Bienen, Honig, Imkerei: Robert Kasser (49) hat sich mit seiner Imkerei "K(r)asser Bio Honig" in Kilb (Bezirk Melk, NÖ) einen Traum erfüllt – einen, den sein Sohn zu Beginn hatte. Am besten gefalle Kasser "die Ruhe, was man haben muss, damit man mit den Tieren arbeiten kann." Man könne abschalten.
"Mein Sohn wollte Imker werden", erzählt Kasser, warum er den Betrieb 2016 gegründet hatte. Das Interesse seines Sohnes sei der Anstoß gewesen. Er habe in diesem Jahr "hobbymäßig gestartet". Damals war er noch nicht hauptberuflich als Imker tätig.
Seit 2016 sei es dann immer mehr geworden. "Vor zwei Jahren habe ich mich dann selbstständig gemacht mit der Imkerei", erzählt der Imker im "Heute"-Gespräch.
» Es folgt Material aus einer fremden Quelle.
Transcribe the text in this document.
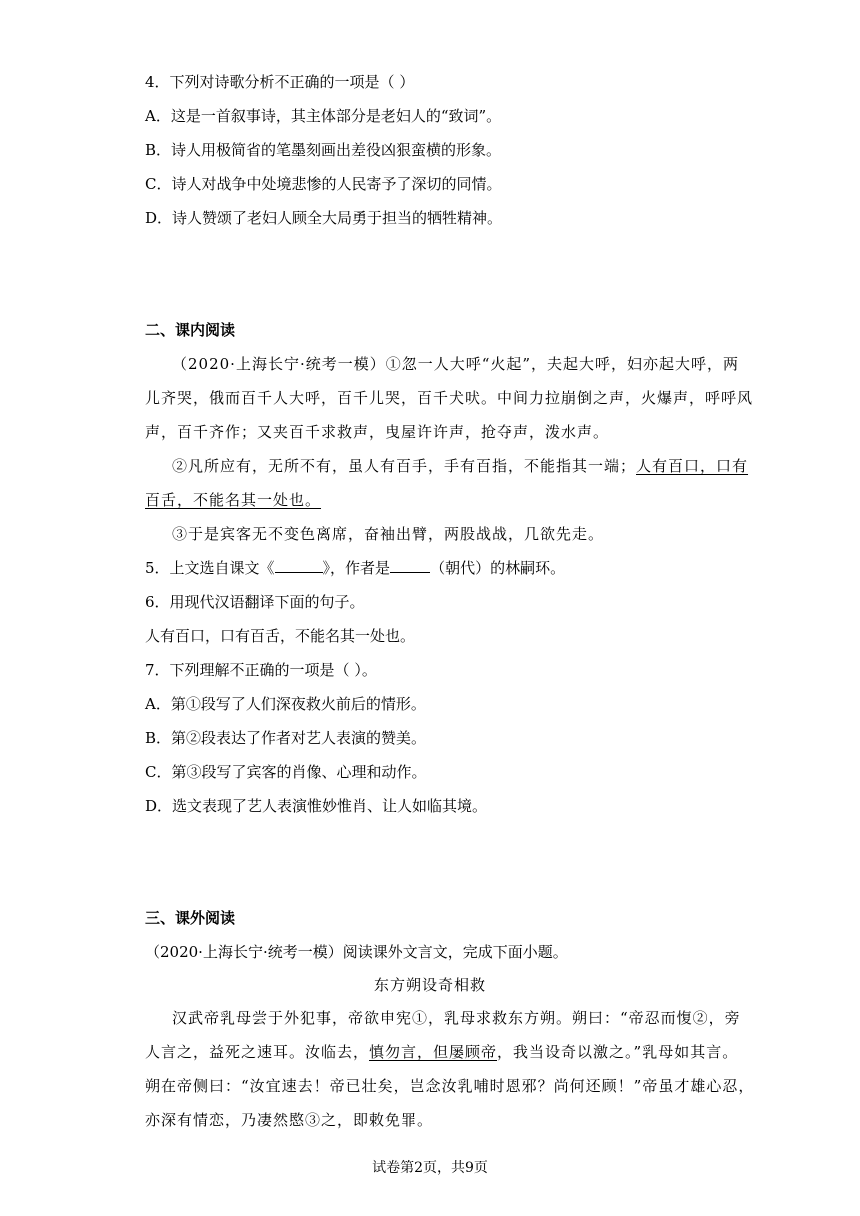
4．下列对诗歌分析不正确的一项是（ ）
A．这是一首叙事诗，其主体部分是老妇人的“致词”。
B．诗人用极简省的笔墨刻画出差役凶狠蛮横的形象。
C．诗人对战争中处境悲惨的人民寄予了深切的同情。
D．诗人赞颂了老妇人顾全大局勇于担当的牺牲精神。
二、课内阅读
（2020·上海长宁·统考一模）①忽一人大呼“火起”，夫起大呼，妇亦起大呼，两
儿齐哭，俄而百千人大呼，百千儿哭，百千犬吠。中间力拉崩倒之声，火爆声，呼呼风
声，百千齐作；又夹百千求救声，曳屋许许声，抢夺声，泼水声。
②凡所应有，无所不有，虽人有百手，手有百指，不能指其一端；人有百口，口有
百舌，不能名其一处也。
③于是宾客无不变色离席，奋袖出臂，两股战战，几欲先走。
5．上文选自课文《	》，作者是	（朝代）的林嗣环。
6．用现代汉语翻译下面的句子。
人有百口，口有百舌，不能名其一处也。
7．下列理解不正确的一项是（ ）。
A．第①段写了人们深夜救火前后的情形。
B．第②段表达了作者对艺人表演的赞美。
C．第③段写了宾客的肖像、心理和动作。
D．选文表现了艺人表演惟妙惟肖、让人如临其境。
三、课外阅读
（2020·上海长宁·统考一模）阅读课外文言文，完成下面小题。
东方朔设奇相救
汉武帝乳母尝于外犯事，帝欲申宪①，乳母求救东方朔。朔曰：“帝忍而愎②，旁
人言之，益死之速耳。汝临去，慎勿言，但屡顾帝，我当设奇以激之。”乳母如其言。
朔在帝侧曰：“汝宜速去！帝已壮矣，岂念汝乳哺时恩邪？尚何还顾！”帝虽才雄心忍，
亦深有情恋，乃凄然愍③之，即敕免罪。
试卷第2页，共9页
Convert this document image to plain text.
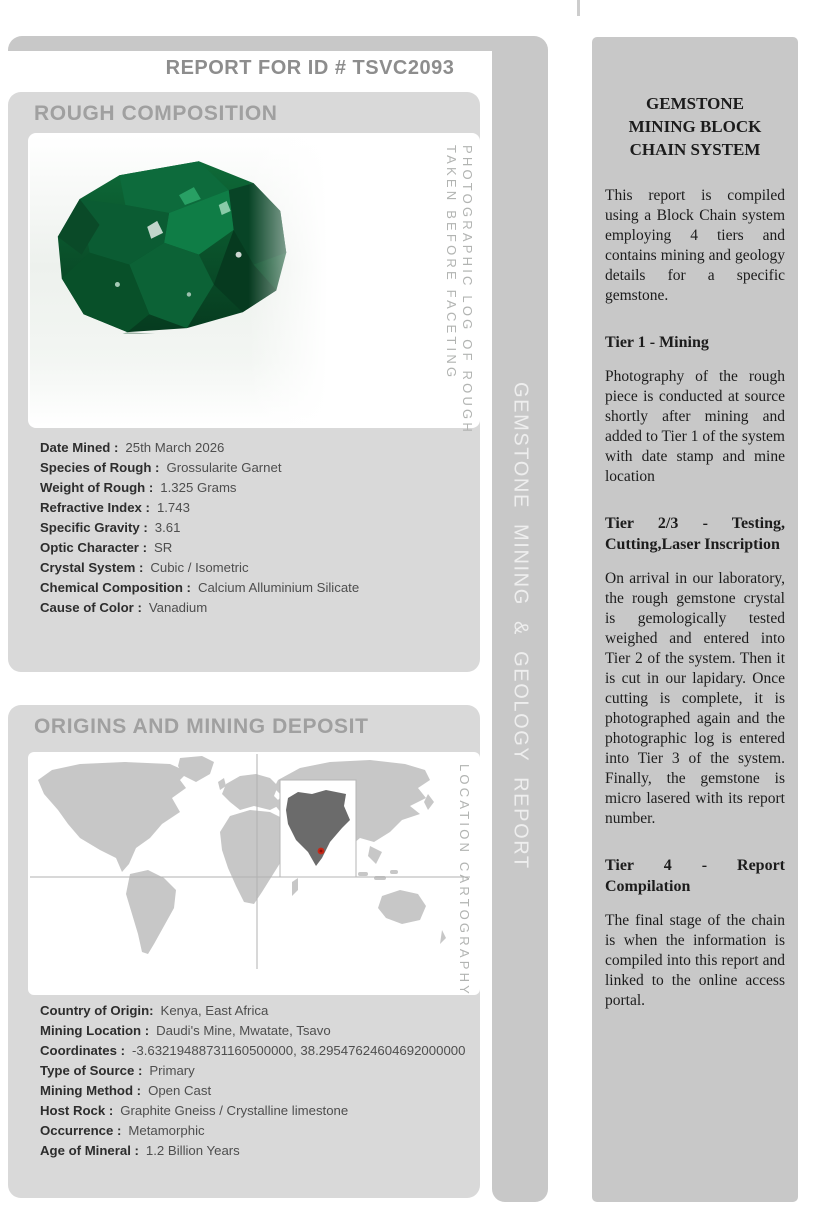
GEMSTONE MINING & GEOLOGY REPORT
REPORT FOR ID # TSVC2093
ROUGH COMPOSITION
PHOTOGRAPHIC LOG OF ROUGH
TAKEN BEFORE FACETING
Date Mined : 25th March 2026
Species of Rough : Grossularite Garnet
Weight of Rough : 1.325 Grams
Refractive Index : 1.743
Specific Gravity : 3.61
Optic Character : SR
Crystal System : Cubic / Isometric
Chemical Composition : Calcium Alluminium Silicate
Cause of Color : Vanadium
ORIGINS AND MINING DEPOSIT
LOCATION CARTOGRAPHY
Country of Origin: Kenya, East Africa
Mining Location : Daudi's Mine, Mwatate, Tsavo
Coordinates : -3.63219488731160500000, 38.29547624604692000000
Type of Source : Primary
Mining Method : Open Cast
Host Rock : Graphite Gneiss / Crystalline limestone
Occurrence : Metamorphic
Age of Mineral : 1.2 Billion Years
GEMSTONE MINING BLOCK CHAIN SYSTEM
This report is compiled using a Block Chain system employing 4 tiers and contains mining and geology details for a specific gemstone.
Tier 1 - Mining
Photography of the rough piece is conducted at source shortly after mining and added to Tier 1 of the system with date stamp and mine location
Tier 2/3 - Testing, Cutting,Laser Inscription
On arrival in our laboratory, the rough gemstone crystal is gemologically tested weighed and entered into Tier 2 of the system. Then it is cut in our lapidary. Once cutting is complete, it is photographed again and the photographic log is entered into Tier 3 of the system. Finally, the gemstone is micro lasered with its report number.
Tier 4 - Report Compilation
The final stage of the chain is when the information is compiled into this report and linked to the online access portal.
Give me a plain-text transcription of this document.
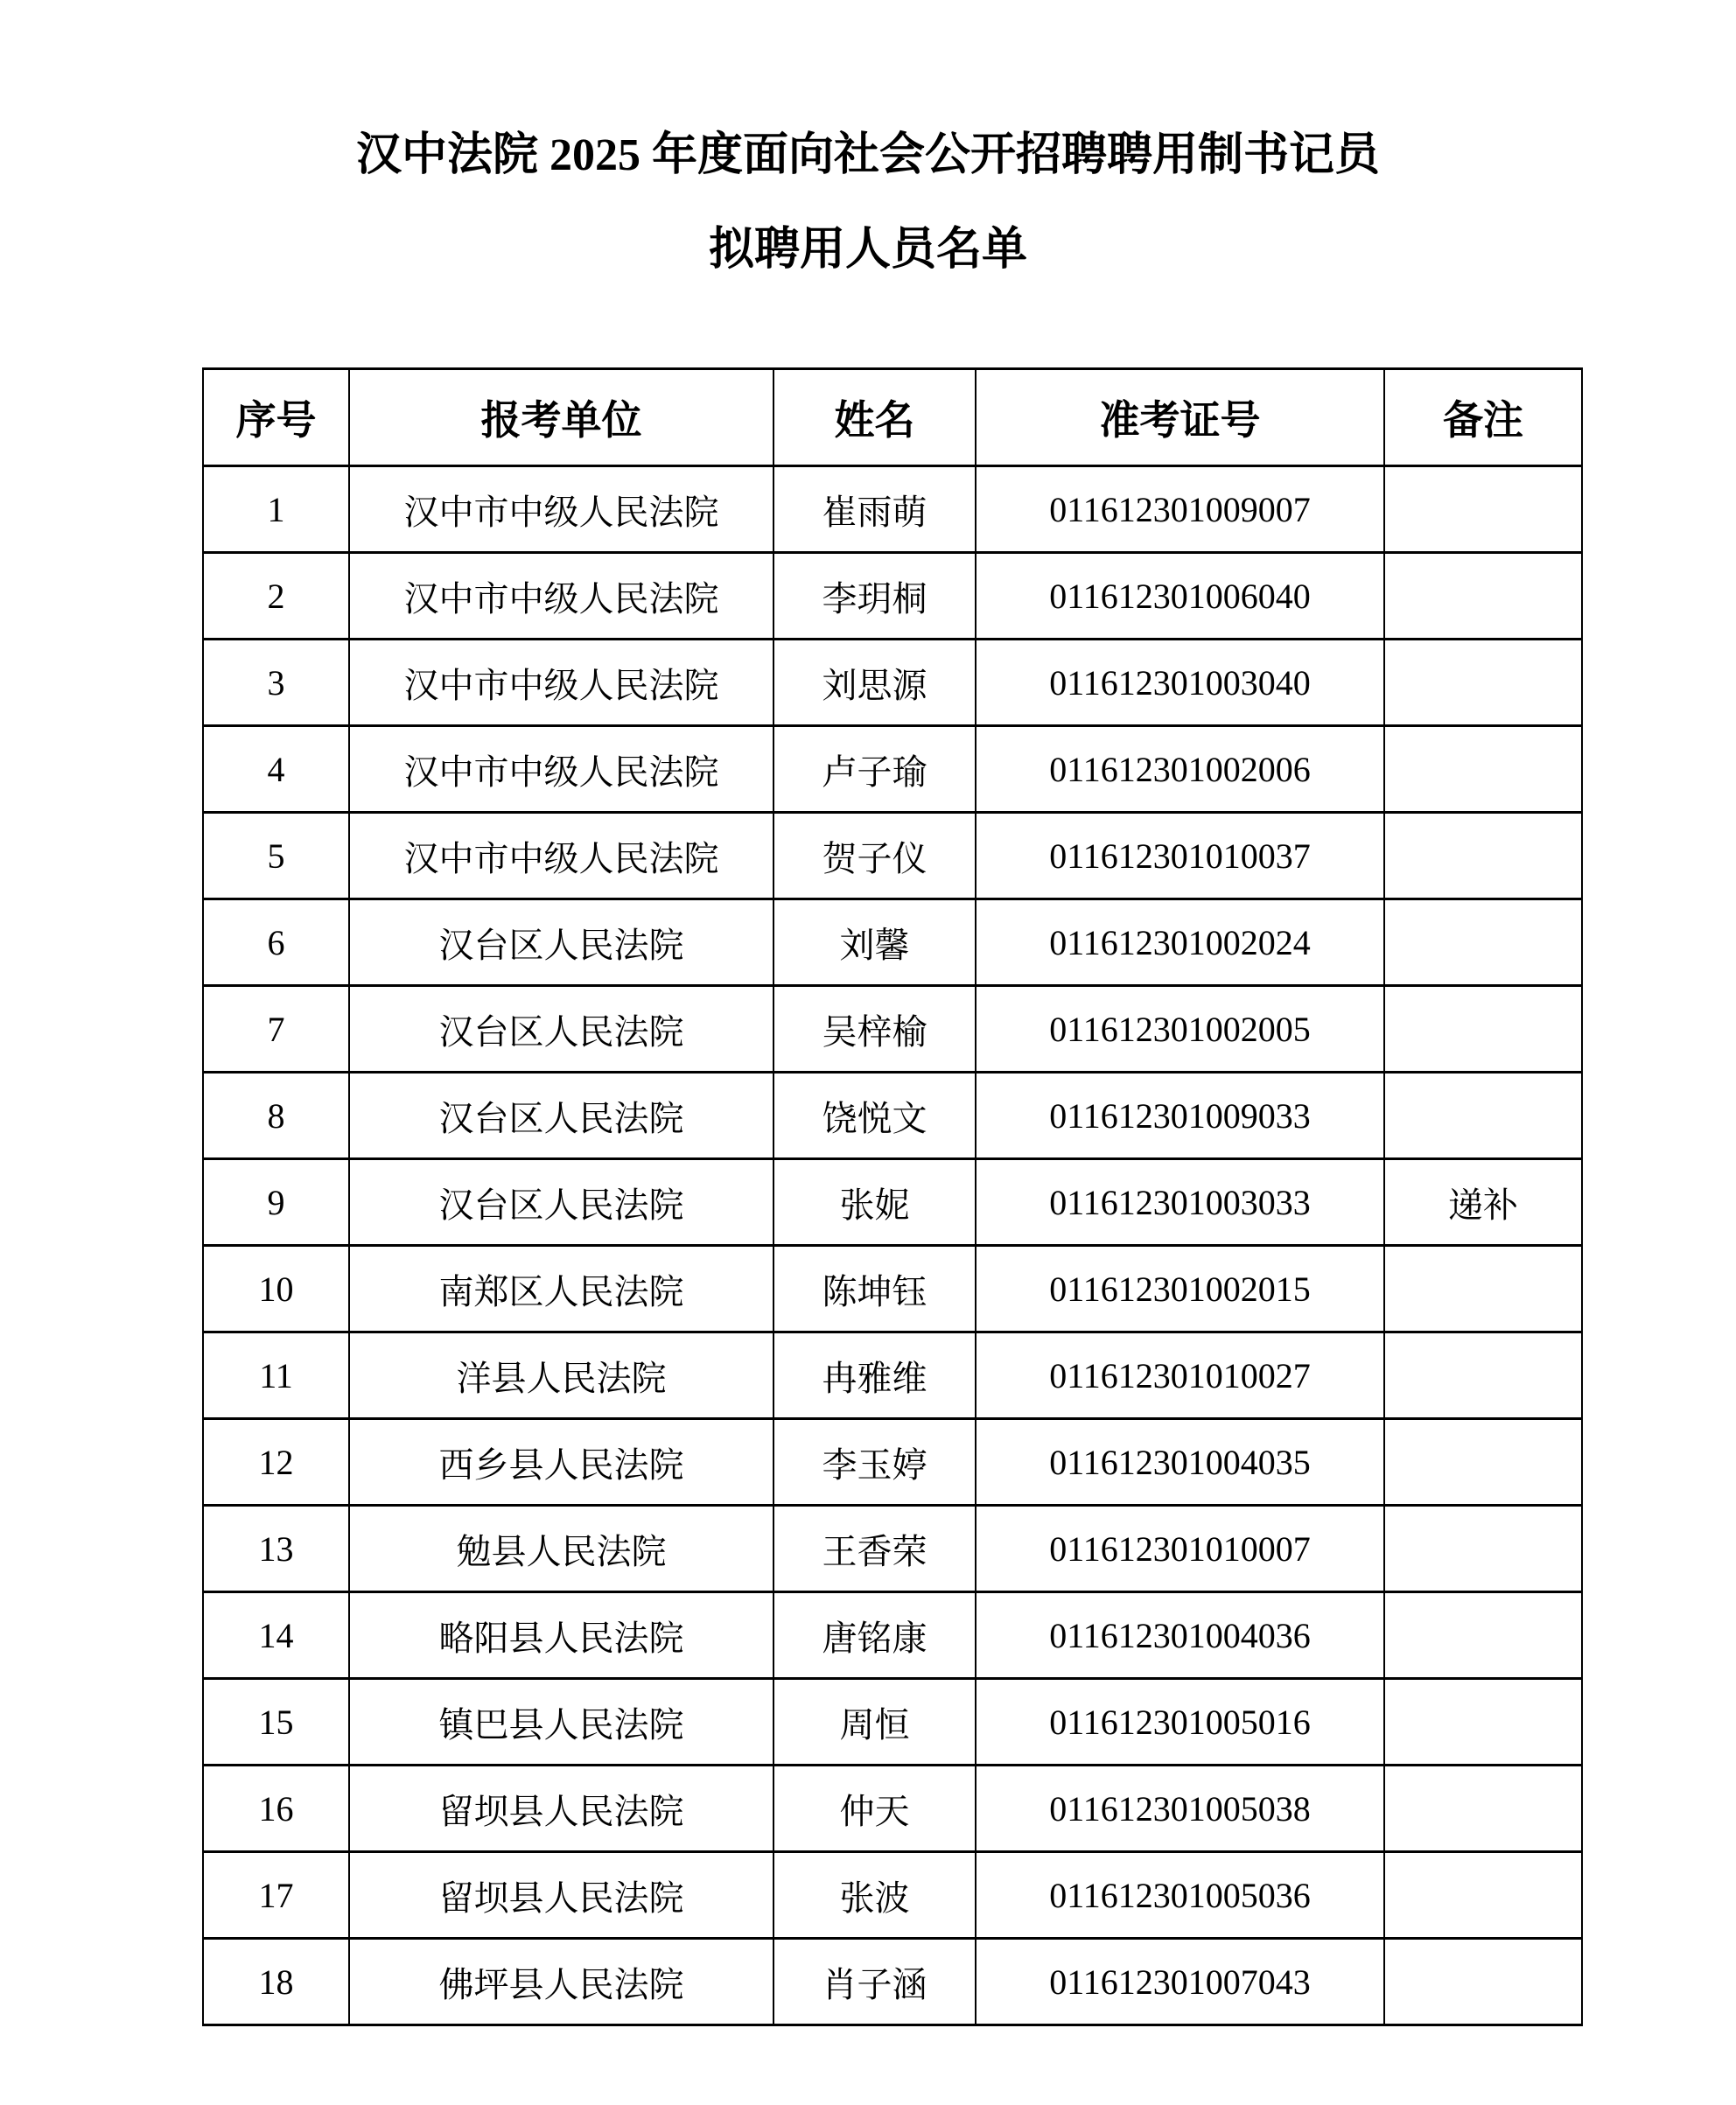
汉中法院 2025 年度面向社会公开招聘聘用制书记员
拟聘用人员名单
序号	报考单位	姓名	准考证号	备注
1	汉中市中级人民法院	崔雨萌	011612301009007	
2	汉中市中级人民法院	李玥桐	011612301006040	
3	汉中市中级人民法院	刘思源	011612301003040	
4	汉中市中级人民法院	卢子瑜	011612301002006	
5	汉中市中级人民法院	贺子仪	011612301010037	
6	汉台区人民法院	刘馨	011612301002024	
7	汉台区人民法院	吴梓榆	011612301002005	
8	汉台区人民法院	饶悦文	011612301009033	
9	汉台区人民法院	张妮	011612301003033	递补
10	南郑区人民法院	陈坤钰	011612301002015	
11	洋县人民法院	冉雅维	011612301010027	
12	西乡县人民法院	李玉婷	011612301004035	
13	勉县人民法院	王香荣	011612301010007	
14	略阳县人民法院	唐铭康	011612301004036	
15	镇巴县人民法院	周恒	011612301005016	
16	留坝县人民法院	仲天	011612301005038	
17	留坝县人民法院	张波	011612301005036	
18	佛坪县人民法院	肖子涵	011612301007043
"Das war eine Herzensangelegenheit", so der 49-Jährige, warum er zum Hauptberuf als Imker umgestiegen ist. Sein Wunsch sei schon immer ein Beruf mit Tieren und in der Natur gewesen. Sein Interesse war sehr präsent, er wollte es probieren. Davor war er 32 Jahre lang als Elektrotechniker tätig.
"Ich habe so um die 130 Bienenstöcke", so Kasser. Bei den Berufsimkern sei er der Kleinste, laut seinen Angaben. Er habe aber eine spezielle Imkerei, er brauche also nicht mehr Stöcke.
Aber was macht seine Imkerei speziell? Das Demeter-Zertifizierung.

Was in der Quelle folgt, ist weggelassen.